Pada Rabu (30/9), Rusia melancarkan serangan udara pertama ke Suriah dengan hanya memberikan pemberitahuan satu jam sebelumnya kepada Amerika Serikat yang memimpin koalisi serangan udara selama setahun terakhir. (Reuters/Ministry of Defence of the Russian Federation)
Jakarta, CNN Indonesia -- Arab Saudi, rival besar Presiden Suriah Bashar al-Assad, meminta Rusia untuk menghentikan serangan udara di Suriah. Menurut Saudi, serangan Rusia malah menjatuhkan korban dari warga sipil alih-alih ISIS yang jadi target.

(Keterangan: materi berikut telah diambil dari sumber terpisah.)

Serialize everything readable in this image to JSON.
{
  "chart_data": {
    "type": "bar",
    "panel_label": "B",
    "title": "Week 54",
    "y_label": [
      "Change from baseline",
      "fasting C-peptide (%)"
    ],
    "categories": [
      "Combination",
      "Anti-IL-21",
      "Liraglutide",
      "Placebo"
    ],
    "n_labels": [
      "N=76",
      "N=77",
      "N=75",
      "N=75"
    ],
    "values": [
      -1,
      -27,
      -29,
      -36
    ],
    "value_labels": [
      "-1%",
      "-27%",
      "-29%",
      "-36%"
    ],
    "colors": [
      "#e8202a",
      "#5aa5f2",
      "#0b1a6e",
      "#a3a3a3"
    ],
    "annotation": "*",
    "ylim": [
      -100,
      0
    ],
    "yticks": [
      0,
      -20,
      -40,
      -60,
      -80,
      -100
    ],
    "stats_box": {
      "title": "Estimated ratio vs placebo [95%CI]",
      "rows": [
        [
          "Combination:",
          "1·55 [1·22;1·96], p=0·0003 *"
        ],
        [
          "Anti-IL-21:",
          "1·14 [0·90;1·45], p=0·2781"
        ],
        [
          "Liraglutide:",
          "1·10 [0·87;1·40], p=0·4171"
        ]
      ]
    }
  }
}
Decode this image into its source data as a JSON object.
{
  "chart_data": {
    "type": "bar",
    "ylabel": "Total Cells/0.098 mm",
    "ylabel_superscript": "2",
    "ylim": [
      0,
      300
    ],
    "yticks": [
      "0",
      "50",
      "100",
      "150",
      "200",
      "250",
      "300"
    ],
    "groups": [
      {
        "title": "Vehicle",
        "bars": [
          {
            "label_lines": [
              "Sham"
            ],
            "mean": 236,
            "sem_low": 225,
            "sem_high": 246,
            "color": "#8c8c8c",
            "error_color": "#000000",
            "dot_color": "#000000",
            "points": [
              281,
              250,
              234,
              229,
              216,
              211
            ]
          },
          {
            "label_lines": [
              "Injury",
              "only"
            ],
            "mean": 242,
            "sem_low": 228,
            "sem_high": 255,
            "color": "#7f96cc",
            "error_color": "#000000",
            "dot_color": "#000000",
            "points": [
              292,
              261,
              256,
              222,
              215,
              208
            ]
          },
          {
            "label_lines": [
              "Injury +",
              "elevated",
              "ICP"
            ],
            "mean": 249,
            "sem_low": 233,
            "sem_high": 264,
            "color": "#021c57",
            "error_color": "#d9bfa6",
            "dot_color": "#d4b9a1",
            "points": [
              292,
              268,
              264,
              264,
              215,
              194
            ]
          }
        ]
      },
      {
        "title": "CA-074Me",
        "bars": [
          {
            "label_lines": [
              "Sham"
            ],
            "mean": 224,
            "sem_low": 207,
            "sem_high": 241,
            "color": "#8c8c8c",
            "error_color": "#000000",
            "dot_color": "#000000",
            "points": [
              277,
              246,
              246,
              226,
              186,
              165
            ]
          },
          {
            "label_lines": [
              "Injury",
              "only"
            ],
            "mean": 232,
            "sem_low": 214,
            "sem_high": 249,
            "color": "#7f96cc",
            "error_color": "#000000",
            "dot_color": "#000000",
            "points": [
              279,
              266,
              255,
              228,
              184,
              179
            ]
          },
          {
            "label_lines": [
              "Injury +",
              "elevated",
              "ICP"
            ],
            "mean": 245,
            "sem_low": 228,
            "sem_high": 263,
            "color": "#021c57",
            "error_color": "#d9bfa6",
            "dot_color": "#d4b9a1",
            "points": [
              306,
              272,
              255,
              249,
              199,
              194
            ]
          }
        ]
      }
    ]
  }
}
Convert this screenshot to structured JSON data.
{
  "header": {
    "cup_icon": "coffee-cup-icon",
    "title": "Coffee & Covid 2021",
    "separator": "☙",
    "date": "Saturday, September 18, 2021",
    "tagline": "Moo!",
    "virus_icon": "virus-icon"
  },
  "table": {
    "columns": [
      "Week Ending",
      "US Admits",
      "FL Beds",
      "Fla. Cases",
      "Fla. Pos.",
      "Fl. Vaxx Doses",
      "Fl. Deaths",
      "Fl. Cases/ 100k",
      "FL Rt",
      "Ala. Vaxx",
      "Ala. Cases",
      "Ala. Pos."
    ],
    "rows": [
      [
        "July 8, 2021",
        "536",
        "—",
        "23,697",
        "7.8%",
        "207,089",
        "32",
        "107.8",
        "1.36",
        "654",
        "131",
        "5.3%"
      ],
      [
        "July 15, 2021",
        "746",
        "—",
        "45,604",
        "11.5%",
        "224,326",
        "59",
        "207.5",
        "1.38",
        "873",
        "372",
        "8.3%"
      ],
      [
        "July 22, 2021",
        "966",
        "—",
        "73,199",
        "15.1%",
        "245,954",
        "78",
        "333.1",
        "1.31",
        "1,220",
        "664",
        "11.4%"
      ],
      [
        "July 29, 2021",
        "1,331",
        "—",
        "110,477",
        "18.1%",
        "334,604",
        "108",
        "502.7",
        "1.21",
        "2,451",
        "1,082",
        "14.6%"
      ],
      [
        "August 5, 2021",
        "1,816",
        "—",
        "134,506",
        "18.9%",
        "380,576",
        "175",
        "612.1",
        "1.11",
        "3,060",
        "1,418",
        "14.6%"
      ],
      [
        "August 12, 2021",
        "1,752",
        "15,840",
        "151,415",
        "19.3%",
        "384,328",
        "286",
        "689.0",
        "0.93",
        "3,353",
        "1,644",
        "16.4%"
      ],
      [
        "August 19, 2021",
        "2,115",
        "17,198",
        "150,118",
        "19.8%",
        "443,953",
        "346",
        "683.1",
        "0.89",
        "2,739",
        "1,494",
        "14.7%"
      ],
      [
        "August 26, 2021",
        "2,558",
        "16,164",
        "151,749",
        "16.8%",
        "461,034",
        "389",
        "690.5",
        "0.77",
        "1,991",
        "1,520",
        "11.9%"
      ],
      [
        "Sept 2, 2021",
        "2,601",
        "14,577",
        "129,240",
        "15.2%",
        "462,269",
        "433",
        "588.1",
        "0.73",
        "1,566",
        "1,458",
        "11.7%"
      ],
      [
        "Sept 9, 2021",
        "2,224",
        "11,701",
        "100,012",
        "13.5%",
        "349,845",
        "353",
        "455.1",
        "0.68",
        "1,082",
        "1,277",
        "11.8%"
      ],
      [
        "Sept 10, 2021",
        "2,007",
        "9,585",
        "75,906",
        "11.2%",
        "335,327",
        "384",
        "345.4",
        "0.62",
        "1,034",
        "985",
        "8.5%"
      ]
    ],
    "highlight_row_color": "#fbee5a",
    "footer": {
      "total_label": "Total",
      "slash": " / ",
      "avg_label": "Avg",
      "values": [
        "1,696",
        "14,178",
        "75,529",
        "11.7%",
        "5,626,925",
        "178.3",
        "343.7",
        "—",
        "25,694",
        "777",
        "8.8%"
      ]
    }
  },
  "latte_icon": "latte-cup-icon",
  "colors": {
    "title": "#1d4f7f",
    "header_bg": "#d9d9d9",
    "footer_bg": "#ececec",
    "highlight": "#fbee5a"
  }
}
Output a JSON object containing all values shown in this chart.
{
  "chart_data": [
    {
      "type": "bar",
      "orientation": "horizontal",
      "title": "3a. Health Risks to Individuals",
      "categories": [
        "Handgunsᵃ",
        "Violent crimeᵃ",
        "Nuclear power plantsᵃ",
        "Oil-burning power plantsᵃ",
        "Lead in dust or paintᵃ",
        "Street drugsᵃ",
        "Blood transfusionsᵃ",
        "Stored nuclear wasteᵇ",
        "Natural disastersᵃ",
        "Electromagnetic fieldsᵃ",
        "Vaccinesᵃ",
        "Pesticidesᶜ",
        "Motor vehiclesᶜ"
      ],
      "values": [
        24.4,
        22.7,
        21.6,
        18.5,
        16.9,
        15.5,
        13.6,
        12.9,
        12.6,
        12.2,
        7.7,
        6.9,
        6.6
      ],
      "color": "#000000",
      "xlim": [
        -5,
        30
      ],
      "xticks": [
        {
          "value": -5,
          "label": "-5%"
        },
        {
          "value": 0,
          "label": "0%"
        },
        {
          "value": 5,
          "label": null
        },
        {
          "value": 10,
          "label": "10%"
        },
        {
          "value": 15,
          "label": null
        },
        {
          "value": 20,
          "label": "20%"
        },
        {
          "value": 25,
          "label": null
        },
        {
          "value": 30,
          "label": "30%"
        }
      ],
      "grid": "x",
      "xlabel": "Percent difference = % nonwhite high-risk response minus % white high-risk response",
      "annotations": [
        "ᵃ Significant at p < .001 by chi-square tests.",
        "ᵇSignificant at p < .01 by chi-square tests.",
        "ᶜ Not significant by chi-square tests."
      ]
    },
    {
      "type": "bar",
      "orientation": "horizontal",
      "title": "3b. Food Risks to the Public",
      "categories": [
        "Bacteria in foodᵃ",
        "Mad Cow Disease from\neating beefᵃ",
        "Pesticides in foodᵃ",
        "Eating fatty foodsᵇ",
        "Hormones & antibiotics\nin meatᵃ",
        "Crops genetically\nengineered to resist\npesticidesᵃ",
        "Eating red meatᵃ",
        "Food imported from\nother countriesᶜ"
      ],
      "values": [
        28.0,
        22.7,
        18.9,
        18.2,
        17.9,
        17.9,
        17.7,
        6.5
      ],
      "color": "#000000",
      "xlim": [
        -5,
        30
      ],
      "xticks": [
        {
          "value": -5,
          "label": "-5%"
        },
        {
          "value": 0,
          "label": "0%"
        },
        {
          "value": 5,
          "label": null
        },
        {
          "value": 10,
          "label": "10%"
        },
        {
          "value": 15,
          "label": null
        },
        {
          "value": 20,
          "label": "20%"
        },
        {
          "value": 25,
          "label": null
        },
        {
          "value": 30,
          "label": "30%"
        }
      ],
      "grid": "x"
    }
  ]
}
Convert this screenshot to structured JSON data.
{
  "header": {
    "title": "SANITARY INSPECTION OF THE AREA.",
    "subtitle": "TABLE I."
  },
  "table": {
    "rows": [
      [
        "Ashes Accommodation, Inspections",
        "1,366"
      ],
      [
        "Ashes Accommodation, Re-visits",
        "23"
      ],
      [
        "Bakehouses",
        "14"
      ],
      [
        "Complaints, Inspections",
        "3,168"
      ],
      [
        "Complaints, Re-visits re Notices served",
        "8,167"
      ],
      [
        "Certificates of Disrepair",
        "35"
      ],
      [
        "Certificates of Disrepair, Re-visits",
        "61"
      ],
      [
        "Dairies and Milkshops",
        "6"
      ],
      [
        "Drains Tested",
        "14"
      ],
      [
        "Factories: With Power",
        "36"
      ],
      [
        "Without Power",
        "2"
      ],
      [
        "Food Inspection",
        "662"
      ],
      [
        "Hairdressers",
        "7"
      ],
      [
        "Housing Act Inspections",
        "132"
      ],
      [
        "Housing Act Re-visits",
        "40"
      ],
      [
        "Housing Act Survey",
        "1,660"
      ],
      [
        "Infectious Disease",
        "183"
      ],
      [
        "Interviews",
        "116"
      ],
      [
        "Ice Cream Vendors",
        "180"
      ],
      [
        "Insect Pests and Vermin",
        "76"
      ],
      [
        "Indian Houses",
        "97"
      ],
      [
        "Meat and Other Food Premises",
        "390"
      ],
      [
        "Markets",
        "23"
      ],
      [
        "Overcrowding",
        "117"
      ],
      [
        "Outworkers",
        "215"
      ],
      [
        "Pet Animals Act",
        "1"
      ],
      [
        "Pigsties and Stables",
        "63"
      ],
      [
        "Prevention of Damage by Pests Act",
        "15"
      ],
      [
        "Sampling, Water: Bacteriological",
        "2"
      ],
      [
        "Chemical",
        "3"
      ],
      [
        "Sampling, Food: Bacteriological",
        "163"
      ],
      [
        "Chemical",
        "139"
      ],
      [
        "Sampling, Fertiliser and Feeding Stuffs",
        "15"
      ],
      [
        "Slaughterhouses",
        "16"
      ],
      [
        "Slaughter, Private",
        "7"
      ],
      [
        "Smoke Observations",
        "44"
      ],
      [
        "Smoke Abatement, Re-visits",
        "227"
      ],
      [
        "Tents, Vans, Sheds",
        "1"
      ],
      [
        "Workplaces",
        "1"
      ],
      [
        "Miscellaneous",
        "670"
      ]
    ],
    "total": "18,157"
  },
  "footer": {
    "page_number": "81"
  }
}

Diplomat senior Arab Saudi, Abdallah al-Mouallimi, berpendapat dalam pidatonya di PBB, New York, baik Rusia dan Iran yang merupakan sekutu Assad tak bisa mengklaim melawan "terorisme" ISIS, ketika di saat yang sama mendukung "terorisme" otoritas Suriah.

"Kekhawatiran mendalam terkait operasi militer dari pasukan Rusia di Homs dan Hama hari ini dilakukan di mana pasukan ISIS tidak hadir. Serangan ini mengorbankan mereka yang tidak bersalah. Kami meminta agar ini segera dihentikan dan tidak terulang," kata Mouallimi, seperti dikutip dari Reuters, Kamis (1/10).

ADVERTISEMENT

SCROLL TO CONTINUE WITH CONTENT

"Bagi negara-negara yang mengklaim bergabung untuk membasmi terorisme ISIS, mereka tidak dapat melakukannya sembari mendukung terorisme rezim Suriah dan sekutu-sekutu asingnya seperti Hizbullah, Pasukan Quds, dan kelompok teroris sektarian lainnya," katanya menambahkan dalam komentar yang disiarkan televisi lokal Saudi, al-Arabiya.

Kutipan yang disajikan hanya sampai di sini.